Existing literature highlights inconsistencies in forest carbon accounting, particularly regarding the reference levels used. Studies have shown that current methods often underestimate carbon stocks, especially in primary forests with high biomass densities. The importance of considering all carbon stocks (above- and below-ground biomass, deadwood, soil carbon) and flows for accurate assessment has been emphasized. There's a need for a more ecologically-based approach that considers the natural potential of forest ecosystems to store carbon, rather than relying solely on historical management practices.

The study compiled tree inventory data from 7982 sites across 27 European countries, encompassing boreal, temperate, and subtropical Global Ecological Zones. Data sources included research studies, literature, and forest inventories (NFIs). Above- and below-ground biomass, dead biomass, and (where available) soil carbon data were aggregated by country and forest type. Allometric equations were used to convert tree dimensions to biomass. Global modelled biomass data (GlobBiomass and GeoCarbon) were used for comparison and to estimate soil carbon where field measurements were lacking. The CCC of primary forests was estimated, and compared with existing modelled data. The potential carbon stock gain from forest restoration was calculated by comparing current carbon stocks in secondary forests with the CCC estimated from primary forest data. The mitigation potential was assessed by evaluating avoided emissions from primary forest protection and additional removals through secondary forest restoration.

The study found that biomass carbon stock density in European primary forests was significantly higher than estimates from global modelled maps (1.6 times higher on average for primary forests and 2.3 times higher for all forests). Large trees (DBH ≥ 60 cm) accounted for 50% of the total biomass carbon stock. The carbon stock foregone by harvesting ranged from 12% to 52%, depending on the harvest diameter threshold. The estimated annual carbon gain potential from protecting and restoring forests to reach their CCC was 309 MtCO2e, exceeding the current forest sink in the EU and comparable to the Green Deal 2030 target for net removals. Variations in carbon stocks were observed across different Global Ecological Zones (GEZs) and forest types, with higher stocks generally found in temperate and subtropical zones, and in mountain systems.

The significant discrepancies between measured carbon stocks in primary forests and those estimated by global models highlight the need for improved carbon accounting methodologies. The substantial mitigation potential identified through primary forest protection and restoration underscores the critical role these ecosystems play in achieving climate targets. The study's findings suggest that current policies undervalue the mitigation benefits of primary forests and underestimate the carbon sequestration potential of secondary forest restoration. The results provide strong evidence supporting the implementation of conservation measures and active restoration strategies to leverage the full potential of forests for climate change mitigation.

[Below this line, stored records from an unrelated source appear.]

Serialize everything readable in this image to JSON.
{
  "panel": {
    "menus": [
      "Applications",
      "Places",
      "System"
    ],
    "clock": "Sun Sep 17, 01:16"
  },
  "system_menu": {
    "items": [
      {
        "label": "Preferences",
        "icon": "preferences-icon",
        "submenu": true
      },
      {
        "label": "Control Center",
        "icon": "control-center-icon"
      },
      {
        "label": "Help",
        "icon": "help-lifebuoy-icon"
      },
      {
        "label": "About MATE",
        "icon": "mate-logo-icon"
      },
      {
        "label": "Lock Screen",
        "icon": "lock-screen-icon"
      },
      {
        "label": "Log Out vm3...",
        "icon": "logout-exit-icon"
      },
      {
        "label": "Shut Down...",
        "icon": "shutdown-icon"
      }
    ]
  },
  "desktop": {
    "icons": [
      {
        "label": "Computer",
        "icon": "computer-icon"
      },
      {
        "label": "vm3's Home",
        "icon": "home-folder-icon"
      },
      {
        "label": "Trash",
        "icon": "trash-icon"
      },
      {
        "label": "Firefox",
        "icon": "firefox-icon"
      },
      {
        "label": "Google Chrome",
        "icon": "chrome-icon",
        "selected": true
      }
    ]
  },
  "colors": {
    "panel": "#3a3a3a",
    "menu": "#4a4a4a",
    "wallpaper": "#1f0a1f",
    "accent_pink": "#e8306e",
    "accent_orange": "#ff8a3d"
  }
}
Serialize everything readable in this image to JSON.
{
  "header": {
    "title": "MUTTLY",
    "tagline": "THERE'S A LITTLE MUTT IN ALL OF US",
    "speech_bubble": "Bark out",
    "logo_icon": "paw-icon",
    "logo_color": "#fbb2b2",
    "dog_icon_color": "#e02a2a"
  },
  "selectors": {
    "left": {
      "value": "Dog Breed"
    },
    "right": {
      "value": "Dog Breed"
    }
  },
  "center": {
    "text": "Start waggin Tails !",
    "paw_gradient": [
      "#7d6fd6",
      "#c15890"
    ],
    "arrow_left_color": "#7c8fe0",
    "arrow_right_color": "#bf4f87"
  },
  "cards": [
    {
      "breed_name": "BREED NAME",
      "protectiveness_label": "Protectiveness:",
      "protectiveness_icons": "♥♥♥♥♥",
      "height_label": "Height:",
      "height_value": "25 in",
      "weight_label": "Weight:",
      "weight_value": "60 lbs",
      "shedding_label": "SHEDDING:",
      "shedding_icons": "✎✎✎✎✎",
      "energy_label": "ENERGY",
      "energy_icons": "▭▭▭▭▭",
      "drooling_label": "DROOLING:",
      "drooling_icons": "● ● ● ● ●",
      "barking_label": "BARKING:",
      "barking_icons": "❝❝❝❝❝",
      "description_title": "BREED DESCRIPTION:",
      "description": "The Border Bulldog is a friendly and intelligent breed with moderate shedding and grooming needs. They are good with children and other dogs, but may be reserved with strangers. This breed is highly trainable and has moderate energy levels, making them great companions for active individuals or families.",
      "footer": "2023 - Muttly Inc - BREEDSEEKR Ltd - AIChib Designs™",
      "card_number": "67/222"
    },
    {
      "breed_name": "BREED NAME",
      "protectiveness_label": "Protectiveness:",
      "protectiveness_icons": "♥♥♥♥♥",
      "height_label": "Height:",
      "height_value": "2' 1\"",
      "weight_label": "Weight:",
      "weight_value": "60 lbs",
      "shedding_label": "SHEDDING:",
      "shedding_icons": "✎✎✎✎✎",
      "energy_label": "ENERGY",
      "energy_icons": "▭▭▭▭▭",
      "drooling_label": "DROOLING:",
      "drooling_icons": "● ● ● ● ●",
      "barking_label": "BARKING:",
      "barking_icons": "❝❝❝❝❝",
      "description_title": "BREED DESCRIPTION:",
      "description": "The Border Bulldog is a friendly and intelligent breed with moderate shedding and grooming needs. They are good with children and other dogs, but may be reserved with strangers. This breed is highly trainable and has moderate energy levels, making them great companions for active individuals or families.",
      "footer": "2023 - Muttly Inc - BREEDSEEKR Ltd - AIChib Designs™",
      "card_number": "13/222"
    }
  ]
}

This research demonstrates that carbon stocks in European primary forests have been significantly underestimated, emphasizing their crucial role in climate mitigation. Protecting existing primary forests and restoring degraded forests to reach their carbon carrying capacity offer a significant pathway to meet the European Green Deal's 2030 target. This requires robust conservation policies, effective governance, and active restoration efforts, highlighting the substantial potential of nature-based solutions for climate action.

The spatial distribution of the sampled primary forest sites was not entirely representative of all remaining primary forests or forest types across Europe. Some forest types, such as subtropical dry and mountain systems, were under-represented in the dataset. While efforts were made to use multiple data sources, uncertainties remain regarding the accuracy of allometric equations and global model estimates, particularly at high biomass densities. The estimated potential carbon stock gain for secondary forests is based on the assumption of a linear carbon accumulation rate towards the CCC which might not entirely reflect reality.